Работу над пьесой Голсуорси начал летом 1909 года; в июле он посетил тюрьмы в Льюисе и Челмсфорде, а в сентябре провел беседы с узниками в Льюисе. Пока все эти беседы, атмосфера мертвой тишины, в которой находились заключенные, были живы в его памяти, он взялся за перо и приступил к созданию образа несчастного Фолдера, «героя» пьесы «Правосудие». Камера, в которой содержится Фолдер, уже была описана Голсуорси в очерке «Дом безмолвия» – та же «маленькая, выбеленная камера»; у заключенных то же жалкое имущество – «щетка с черной щетиной» и «жалкая кучка книг религиозного содержания». Записи, сделанные Голсуорси после посещений тюрьмы в Льюисе, нашли отражение в разговорах, которые ведет Фолдер. «Я очень нервничал из-за всего этого...» «Я продолжаю ходить туда и записывать увиденное. Люди здесь все как помешанные». «Правосудие» – пьеса «документальная», это драматургический отчет о том, что видел Голсуорси во время посещения тюрем. Задача, которую он перед собой поставил, заставляла его страдать: «С начала и до самого конца все это причиняло мне боль. Я потерял покой. Я написал обо всем, веря, что то, что я увидел, почувствовал, передумал, должно стать известно другим и что я не буду верен себе и своему искусству, стану трусом, если не выполню своего задания до конца».
Главная тема и идея «Правосудия» заключается в том, что человек, совершивший даже далеко не самое тяжкое преступление (Фолдер подделывал суммы на чеках), как личность может быть полностью уничтожен «машиной правосудия».
«Правосудие – машина, которая после первого, начального толчка катится сама собой. Нужно ли, чтобы этот юноша был размолот машиной Правосудия за проступок, который в худшем случае был следствием его слабости? Должен ли он стать одним из тех несчастных, которые заполняют темный, зловещий трюм корабля, называемого тюрьмой?»
Такой аргумент в защиту Фолдера выдвигает его адвокат, но «правосудие» свершилось, оно, как и было предсказано, толкает виновного к гибели.
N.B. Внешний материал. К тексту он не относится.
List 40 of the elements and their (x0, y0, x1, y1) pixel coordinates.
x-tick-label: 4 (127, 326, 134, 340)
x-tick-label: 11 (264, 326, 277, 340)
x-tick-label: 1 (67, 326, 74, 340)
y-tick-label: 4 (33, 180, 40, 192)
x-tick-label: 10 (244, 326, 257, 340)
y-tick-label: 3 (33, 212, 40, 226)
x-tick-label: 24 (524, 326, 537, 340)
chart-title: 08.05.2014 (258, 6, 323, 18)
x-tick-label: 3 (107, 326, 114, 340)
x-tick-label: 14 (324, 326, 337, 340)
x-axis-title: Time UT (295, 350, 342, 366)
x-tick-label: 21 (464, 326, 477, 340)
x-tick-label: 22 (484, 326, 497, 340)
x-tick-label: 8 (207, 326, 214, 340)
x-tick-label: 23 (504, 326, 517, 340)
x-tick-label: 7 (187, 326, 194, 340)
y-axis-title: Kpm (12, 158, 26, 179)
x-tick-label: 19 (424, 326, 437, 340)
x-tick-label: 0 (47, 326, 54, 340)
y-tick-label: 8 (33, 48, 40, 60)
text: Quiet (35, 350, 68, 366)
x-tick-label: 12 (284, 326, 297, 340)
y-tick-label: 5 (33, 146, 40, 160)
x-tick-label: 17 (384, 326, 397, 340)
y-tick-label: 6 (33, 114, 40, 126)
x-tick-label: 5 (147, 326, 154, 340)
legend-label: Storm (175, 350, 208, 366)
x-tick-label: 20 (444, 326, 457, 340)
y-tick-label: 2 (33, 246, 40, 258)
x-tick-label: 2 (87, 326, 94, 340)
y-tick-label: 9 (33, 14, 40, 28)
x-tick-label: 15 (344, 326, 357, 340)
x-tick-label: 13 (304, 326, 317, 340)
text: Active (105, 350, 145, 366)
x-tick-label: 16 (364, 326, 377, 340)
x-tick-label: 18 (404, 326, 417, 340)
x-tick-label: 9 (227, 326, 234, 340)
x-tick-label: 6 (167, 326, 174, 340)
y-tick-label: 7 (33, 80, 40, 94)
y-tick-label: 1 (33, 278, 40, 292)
«Правосудие» – необычная, исключительная пьеса в творчестве Голсуорси. Это крик души, в котором выразилась боль, испытанная писателем при виде этих людей в их клетках, сходящих с ума от тишины, – боль, которую он хотел донести до публики. Редкую пьесу принимали столь восторженно, как эту: публика долго не покидала зал после окончания спектакля, «вызывая автора, выкрикивая его имя, распевая это имя, угрожая остаться до утра, если он не выйдет». Несмотря на усилия администрации театра, которая погасила свет в зале, «галерка оставалась на своих местах, скандируя: «Хотим увидеть Голсуорси», «Мы хотим его видеть», «Мы не уйдем домой, пока не увидим его!».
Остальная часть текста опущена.